Глубоко звучат песенные интонации:
Не
пробуждай, не пробуждай
Моих
безумств и исступлений
И
мимолётных сновидений
Не
возвращай, не возвращай!
(Романс
«Не пробуждай, не пробуждай…»)
Поэзия Давыдова
оказала влияние на многих поэтов первой трети XIX века: А.С. Пушкина, П.А. Вяземского, Н.М. Языкова. По
свидетельству Юзефовича, Пушкин говорил, что Денис Давыдов «дал ему
почувствовать ещё в лицее возможность быть оригинальным». В свою очередь поэзия
Пушкина оказала большое влияние на развитие творчества Давыдова, которого
справедливо относят к поэтам пушкинской плеяды.
Декабрист М.В.
Юзефович, рассказывая об одной из своих литературных бесед с Пушкиным,
вспоминал: «Я раз сделал Пушкину вопрос, всегда меня занимавший: как он не
поддался тогдашнему обаянию Жуковского и Батюшкова и, даже в самых первых своих
опытах, не сделался подражателем ни того, ни другого? Пушкин мне отвечал, что
этим он обязан Денису Давыдову, который дал ему почувствовать ещё в Лицее
возможность быть оригинальным».
Русская поэзия
начала ΧΙΧ века была вообще богата
литературными «масками»: «балладник» Жуковский, «повеса» Батюшков, «язвительный
поэт» Вяземский, «буйный студент» Языков… Но «гусар-партизан» Давыдов явился
раньше всех, - и маска эта сразу же привлекла своей открытой свободой чувств и
деяний.
Число стихов,
посвящённых Давыдову его современниками, едва ли не превосходит число его
собственных стихотворений.
Неожиданный для
русской поэзии «допушкинского» времени сплав своеобразного героя с новаторской
стилистической системой делал Давыдова фактически поэтом без «подражателей»: он
раз навсегда утвердил своё право на собственное, только ему принадлежащее место
в русской литературе: «Пусть загремят войны перуны, я в этой песне виртуоз!».
Библиография
1. История русской литературы XIX века (первая половина). Учебник для
студентов пед. ин-тов. – М., «Просвещение», 1973.

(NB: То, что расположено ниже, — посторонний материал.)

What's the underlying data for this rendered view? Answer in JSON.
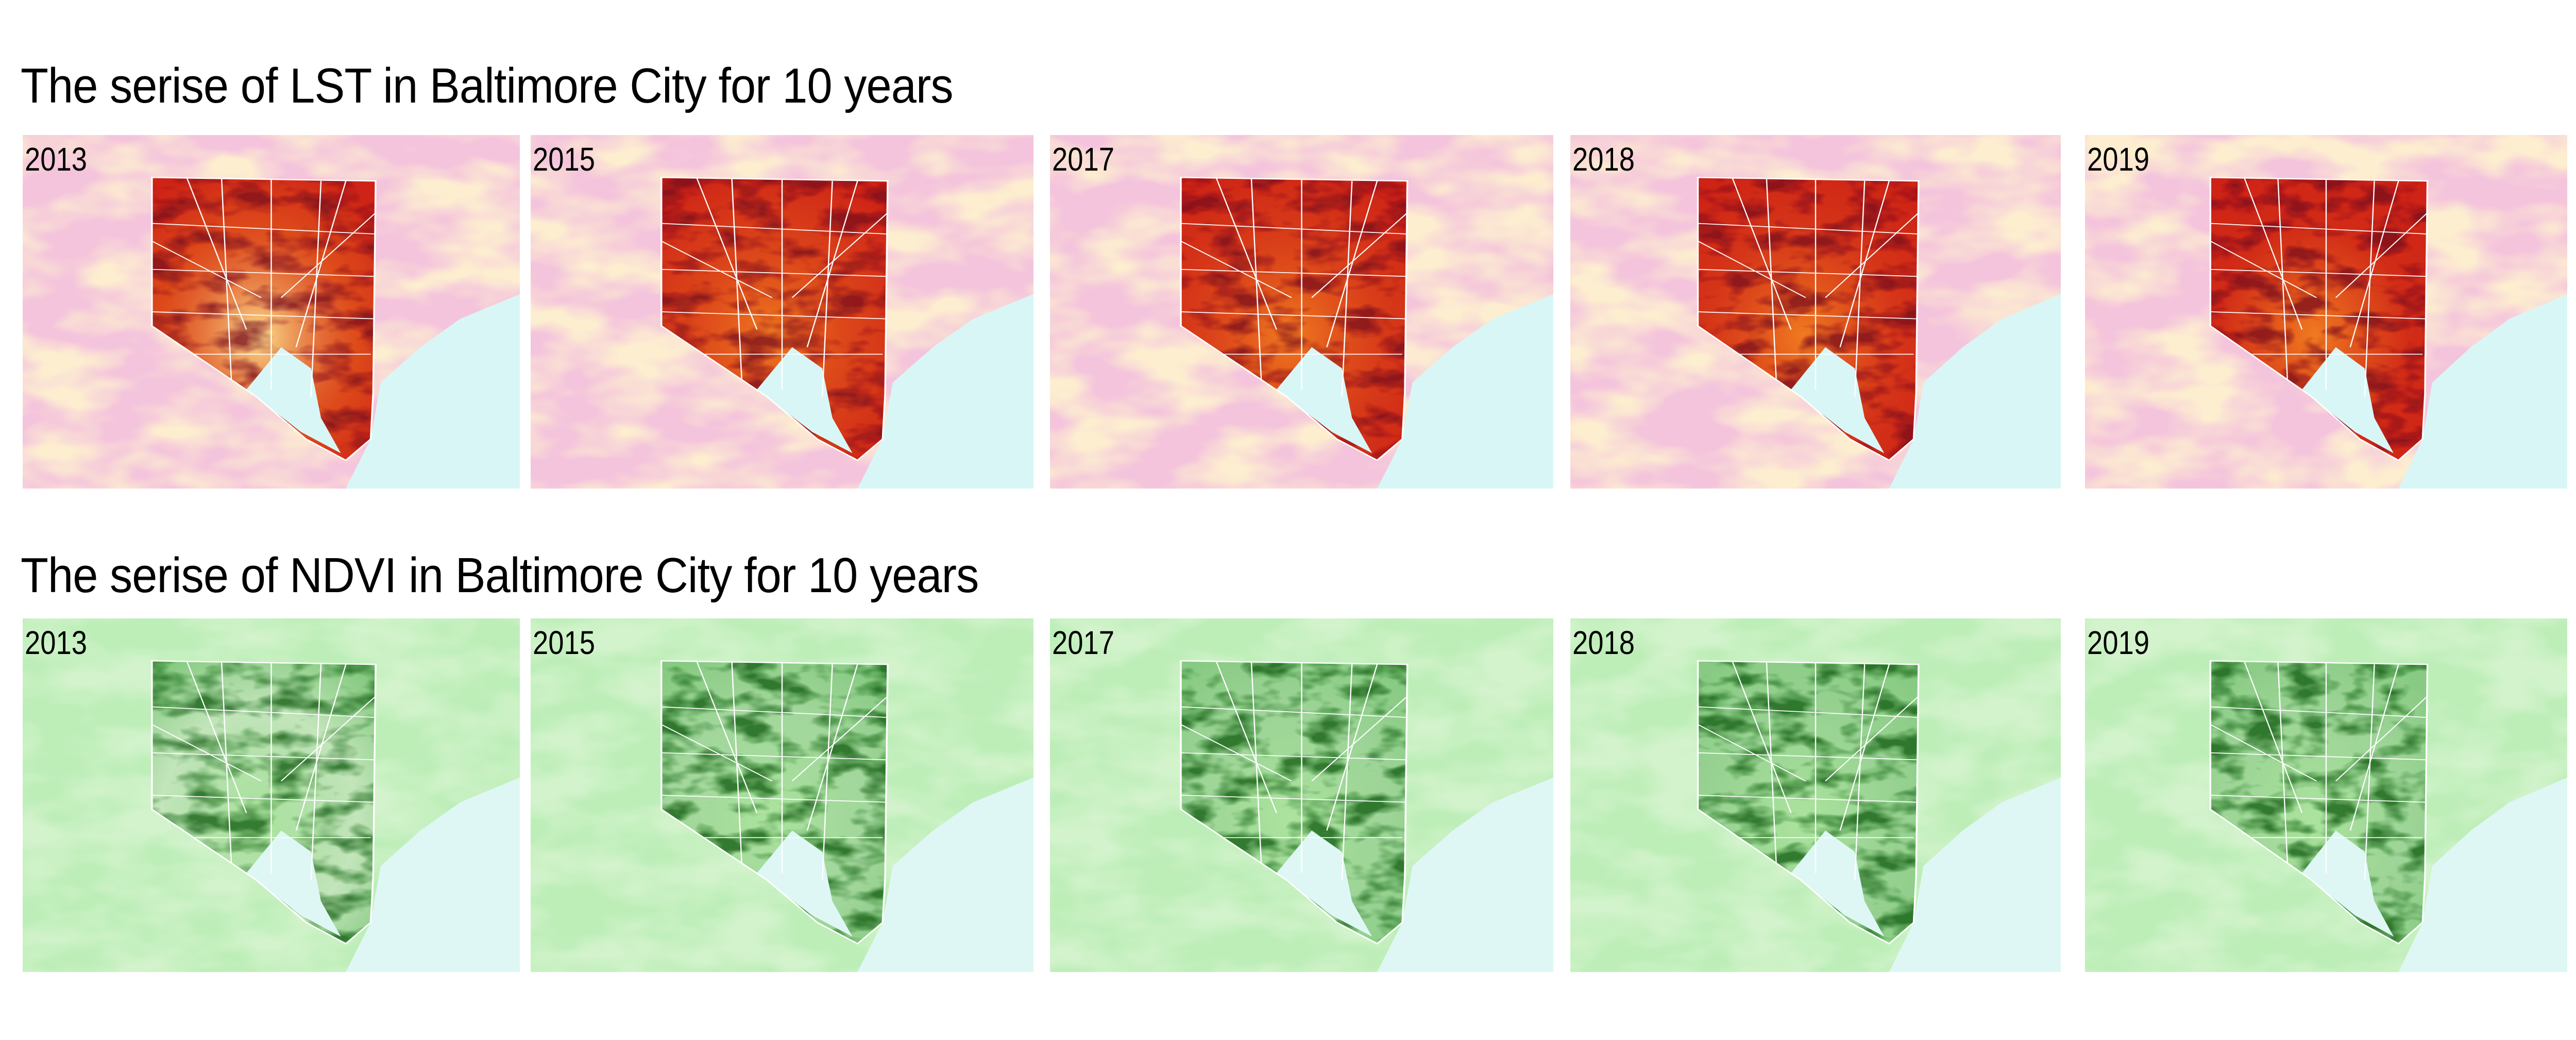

2. Кошелёв В.А. О жизни и творчестве
Дениса Давыдова //Литература в школе. – 1996. – № 3 – с. 21-34.
3. Ревякин А.И. История русской
литературы XIX века. Первая половина. Учеб.
пособие для студентов пед. ин-тов. – М., «Просвещение», 1977.
4. Семенко И.М. Поэты пушкинской
поры. – М., «Художественная литература», 1970.